Durante el verano, y ya entrado el otoño, los temblores del lado derecho del paciente disminuyeron gradualmente hasta volverse apenas perceptibles. Se redujo también el sacudimiento del lado izquierdo, y los músculos de las piernas dejaron de estar agarrotados.
Madrazo aguardó cinco meses para estar absolutamente seguro de que no habría recaídas. Luego, obtuvo autorización para practicar la misma operación en otros pacientes parkinsonianos. Uno de sus sujetos de experimentación, Nabor Ageo Galicia Linares, ingeniero civil de 33 años, había quedado reducido a indefenso inválido por la enfermedad. La parte superior de su cuerpo se estremecía con tal violencia que no podía alimentarse solo.
Esta vez, el suspenso posoperatorio fue breve, pues el temblor de Nabor Ageo disminuyó en la primera semana y, al undécimo día, los estremecimientos se presentaban con una frecuencia cinco veces menor que antes. En tres meses, el paciente ya no presentaba rigidez, aunque sí un temblor muy leve, y se dispuso a reanudar su trabajo a medio tiempo. Lo mismo hizo José Luis, que ya pateaba una pelota de fútbol con su hijo Mario.
Madrazo y su equipo habían hecho historia en la medicina, y su informe de las operaciones suscitó asombro al publicarse el 2 de abril de 1987 en la prestigiosa Revista Médica de Nueva Inglaterra, de Estados Unidos.
Desde entonces, cirujanos de 14 naciones han observado a Madrazo y a su equipo ejecutar implantes de glándula suprarrenal en el Hospital de Especialidades del Centro Médico La Raza, antes de poner en práctica este procedimiento en sus respectivas patrias. Ya se ha informado de éxitos obtenidos en Venezuela, Colombia, Argentina y Cuba.

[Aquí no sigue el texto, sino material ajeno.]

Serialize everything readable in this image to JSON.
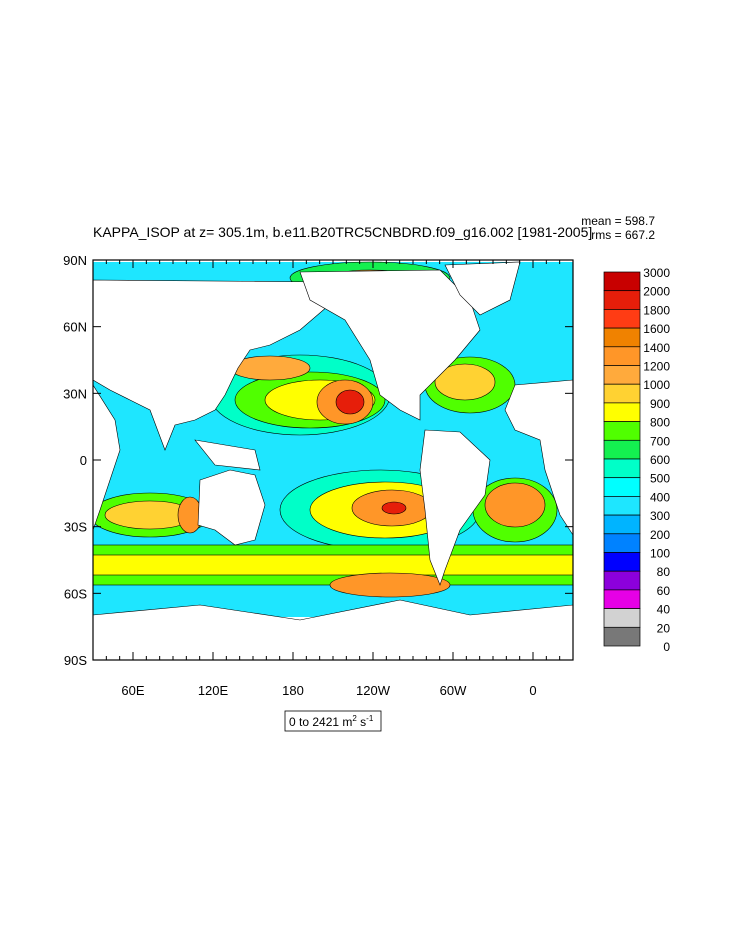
{
  "chart_data": {
    "type": "heatmap",
    "title": "KAPPA_ISOP at z= 305.1m, b.e11.B20TRC5CNBDRD.f09_g16.002 [1981-2005]",
    "stats": {
      "mean": "mean = 598.7",
      "rms": "rms = 667.2"
    },
    "range_label": {
      "text": "0 to 2421 m",
      "sup1": "2",
      "mid": " s",
      "sup2": "-1"
    },
    "y_ticks": [
      "90N",
      "60N",
      "30N",
      "0",
      "30S",
      "60S",
      "90S"
    ],
    "x_ticks": [
      "60E",
      "120E",
      "180",
      "120W",
      "60W",
      "0"
    ],
    "lon_range": [
      30,
      390
    ],
    "lat_range": [
      -90,
      90
    ],
    "colorbar": {
      "labels": [
        "3000",
        "2000",
        "1800",
        "1600",
        "1400",
        "1200",
        "1000",
        "900",
        "800",
        "700",
        "600",
        "500",
        "400",
        "300",
        "200",
        "100",
        "80",
        "60",
        "40",
        "20",
        "0"
      ],
      "colors": [
        "#c80000",
        "#e61e0a",
        "#ff3c14",
        "#f08200",
        "#ff9628",
        "#ffaa3c",
        "#ffd232",
        "#ffff00",
        "#50ff00",
        "#14f050",
        "#00ffc8",
        "#00ffff",
        "#1ee6ff",
        "#00b4ff",
        "#0082ff",
        "#0000ff",
        "#8c00dc",
        "#e600e6",
        "#d2d2d2",
        "#787878"
      ]
    },
    "legend_placement": "right"
  }
}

Luego de haber ejecutado 30 de estas operaciones, el propio doctor Madrazo logró otro espectacular avance en septiembre de 1987, al trasplantar tejido fetal humano en el cerebro de dos pacientes parkinsonianos. El tejido se obtuvo tras el aborto espontáneo de un feto de 13 semanas de gestación, inmediatamente después de que se certificó su muerte. Los padres dieron el consentimiento legal para que Madrazo utilizara la glándula suprarrenal y la substantia nigra extraída del cerebro fetal. Los injertos se colocaron en la cabeza del núcleo caudado de una mujer de 35 años y de un hombre de 50. Ambos experimentaron el alivio casi inmediato de su parkinsonismo, y Madrazo consideró que el tejido fetal tenía un efecto curativo superior.
Hoy día, José Luis Meza Castro lleva una vida casi normal. Se dedica a la crianza de cerdos y tiene una tiendecita en su casa. Aunque no puede regresar a su antiguo empleo, porque en ciertos días presenta ligeros temblores y fatiga general, declara: "Estoy muy agradecido con el doctor Madrazo y sus ayudantes. ¡Me hicieron vivir otra vez! Nuevamente, soy un ser humano útil". Nabor Ageo Galicia Linares sí ha vuelto a su empleo en la Dirección de Obras Públicas del Estado de México. Aunque tiene menos responsabilidades, se siente muy feliz de trabajar de nuevo. "Todavía soy joven", comenta, "y espero que, en los próximos años, el doctor Madrazo y el doctor Drucker Colín obtengan nuevos avances que me beneficien a mí y a otras víctimas del mal de Parkinson".
De los 50 pacientes sometidos en México a esta operación, cinco fallecieron (dos de ellos, como consecuencia de la intervención quirúrgica), cinco permanecieron en el mismo estado, otros cinco tuvieron un alivio moderado, y 35 presentaron una mejoría considerable. Las probabilidades de obtener buenos resultados son mayores en los pacientes más jóvenes. El doctor Madrazo señala: "Creo que podemos vislumbrar el día en que habrá cientos de procedimientos para realizar injertos en diferentes partes del cerebro. Ya no existe el tabú".